Why Attention Fails: The Degeneration of Transformers into MLPs in Time Series Forecasting
This addresses a critical bottleneck for researchers and practitioners in time series analysis, revealing fundamental issues with transformer architectures in this domain, making it incremental but insightful.
The paper investigates why transformers underperform in time series forecasting, finding that attention mechanisms often degenerate into MLPs due to flawed embedding methods, which prevents them from operating in a well-structured latent space.
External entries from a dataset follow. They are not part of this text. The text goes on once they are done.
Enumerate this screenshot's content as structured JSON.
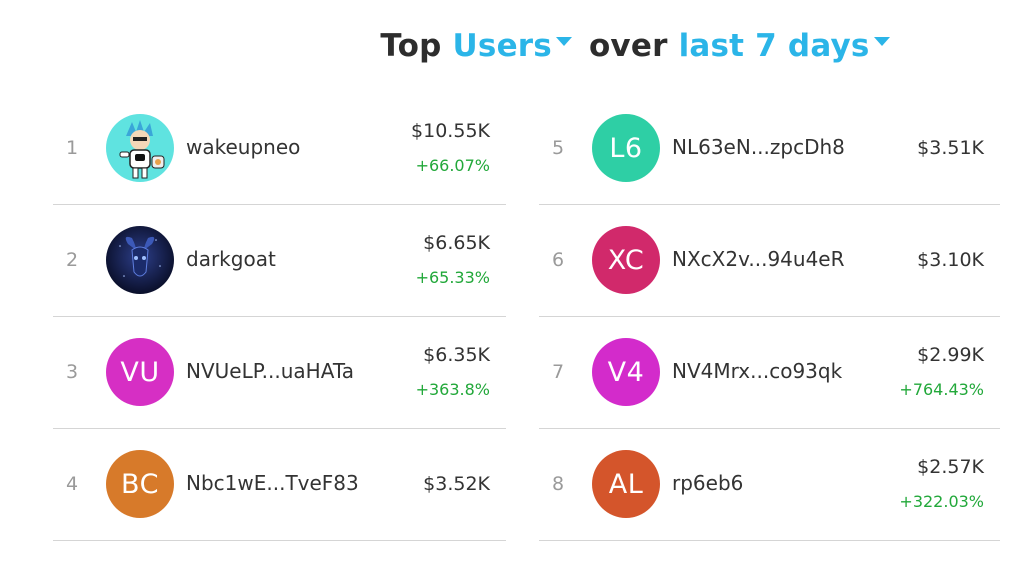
{
  "header": {
    "prefix": "Top",
    "metric": "Users",
    "middle": "over",
    "period": "last 7 days"
  },
  "colors": {
    "accent": "#2bb5e8",
    "positive": "#22a83a"
  },
  "users": [
    {
      "rank": "1",
      "name": "wakeupneo",
      "value": "$10.55K",
      "change": "+66.07%",
      "avatar": {
        "type": "image",
        "icon": "robot-avatar-icon"
      }
    },
    {
      "rank": "2",
      "name": "darkgoat",
      "value": "$6.65K",
      "change": "+65.33%",
      "avatar": {
        "type": "image",
        "icon": "goat-avatar-icon"
      }
    },
    {
      "rank": "3",
      "name": "NVUeLP...uaHATa",
      "value": "$6.35K",
      "change": "+363.8%",
      "avatar": {
        "type": "initials",
        "initials": "VU",
        "color": "#d62fc4"
      }
    },
    {
      "rank": "4",
      "name": "Nbc1wE...TveF83",
      "value": "$3.52K",
      "change": "",
      "avatar": {
        "type": "initials",
        "initials": "BC",
        "color": "#d77a2a"
      }
    },
    {
      "rank": "5",
      "name": "NL63eN...zpcDh8",
      "value": "$3.51K",
      "change": "",
      "avatar": {
        "type": "initials",
        "initials": "L6",
        "color": "#2ecfa5"
      }
    },
    {
      "rank": "6",
      "name": "NXcX2v...94u4eR",
      "value": "$3.10K",
      "change": "",
      "avatar": {
        "type": "initials",
        "initials": "XC",
        "color": "#d1296b"
      }
    },
    {
      "rank": "7",
      "name": "NV4Mrx...co93qk",
      "value": "$2.99K",
      "change": "+764.43%",
      "avatar": {
        "type": "initials",
        "initials": "V4",
        "color": "#d32bcb"
      }
    },
    {
      "rank": "8",
      "name": "rp6eb6",
      "value": "$2.57K",
      "change": "+322.03%",
      "avatar": {
        "type": "initials",
        "initials": "AL",
        "color": "#d4552b"
      }
    }
  ]
}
Transformer-based architectures achieved high performance in natural language processing and computer vision, yet many studies have shown that they have not demonstrated a clear advantage in time series forecasting and even underperform simple linear baselines in some cases. However, most of these studies have not thoroughly explored the reasons behind the failure of transformers. To better understand time-series transformers(TST), we designed a series of experiments, progressively modifying transformers into MLPs to investigate the impact of the attention mechanism. Surprisingly, transformer blocks often degenerate into simple MLPs in existing time-series transformers. We designed a interpretable dataset to investigate the reasons behind the failure of the attention mechanism and revealed that the attention mechanism is not working in the expected way. We theoretically analyzed the reasons behind this phenomenon, demonstrating that the current embedding methods fail to allow transformers to function in a well-structured latent space, and further analyzed the deeper underlying causes of the failure of embedding.